Educating You About Sex Crime Charges
Facing a sex crime charge can be an intimidating experience, causing serious embarrassment and fear. But as with any criminal charge, you are innocent until proven guilty. You do not need to prove your innocence; the prosecutors need to prove your guilt, and they must do so in compliance with the laws of evidence and the law defining each particular sex crime charge.
Below we provide some general information about the criminal law of sex crimes. To begin the important process of your criminal defense, contact us today.

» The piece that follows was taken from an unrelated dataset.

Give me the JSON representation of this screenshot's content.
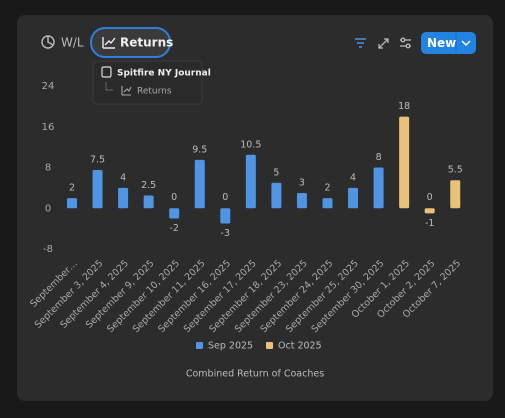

Sex Offenses - An Overview
Sex offenses include a myriad of criminal sexual behaviors, ranging from prostitution to rape. If you or one of your family members is facing a sex-offense charge, it is very important to obtain the legal representation of an experienced criminal defense attorney. The penalties for a sex offense conviction can be serious and life-changing, but many defenses are available. Contacting an attorney as soon as possible allows the evidence to be evaluated and witnesses to be questioned soon after the event.
Rape, Sexual Assault, Date Rape and Statutory Rape
Unwanted sex acts are generally regarded as rape. However, these criminal offenses are also commonly referred to as "sexual abuse" or "sexual assault." A wide range of activities may be included under these definitions. Statutory rape, for instance, is sexual activity with a person under the legal age of consent. Date rape is a nonlegal term for forcible sexual activity between people who know one another which occurs during a social engagement. Regardless of the circumstances, there are serious penalties for individuals found guilty of these sex crimes.
Victimless Sex Offenses
A victimless crime, sometimes termed a consensual crime, a crime without victims or a complainantless crime is a "crime that is considered to have no direct victim, usually because only consenting adults are involved." Black's Law Dictionary. State laws regarding victimless sex offenses vary greatly, but state statutes typically address victimless sex offenses such as prostitution, pandering, solicitation, indecent exposure and illegal possession of pornography. The penalties for victimless sex offenses, such as solicitation of a minor or child pornography, are severe; often involving felony convictions, jail or prison time, sexual offender treatment programs and lifetime registration as a sexual offender. For other offenses such as indecent exposure, the penalties are generally less severe; they range from fines and community service to felony charges and incarceration.
Sex Offender Registry
All states require sex offender registration of some kind. Individuals convicted as sex offenders must register their addresses with law enforcement. Sex offenders must also send updates whenever they change addresses and must keep their registration information current. Some states require sex offenders to verify information on a yearly basis via mail or more frequently if deemed violent predators. States have different requirements regarding what offenses require registration and for what periods of time. Additionally, some offenses that are more serious may require registration for life. Serious crimes vary by state, but most commonly include repeat offenders, violent sexual offenders and those who commit sexual crimes against children.
False allegations may occur, most often in child sex-abuse situations. An adult may have influenced a child's allegation or the child may have based his or her accusation on an overactive imagination. Public awareness of child abuse has increased and more reports of possible abuse are being made, but not all reports are substantiated. Also, even good-faith accusations may not be true and false allegations may be made to harm the accused.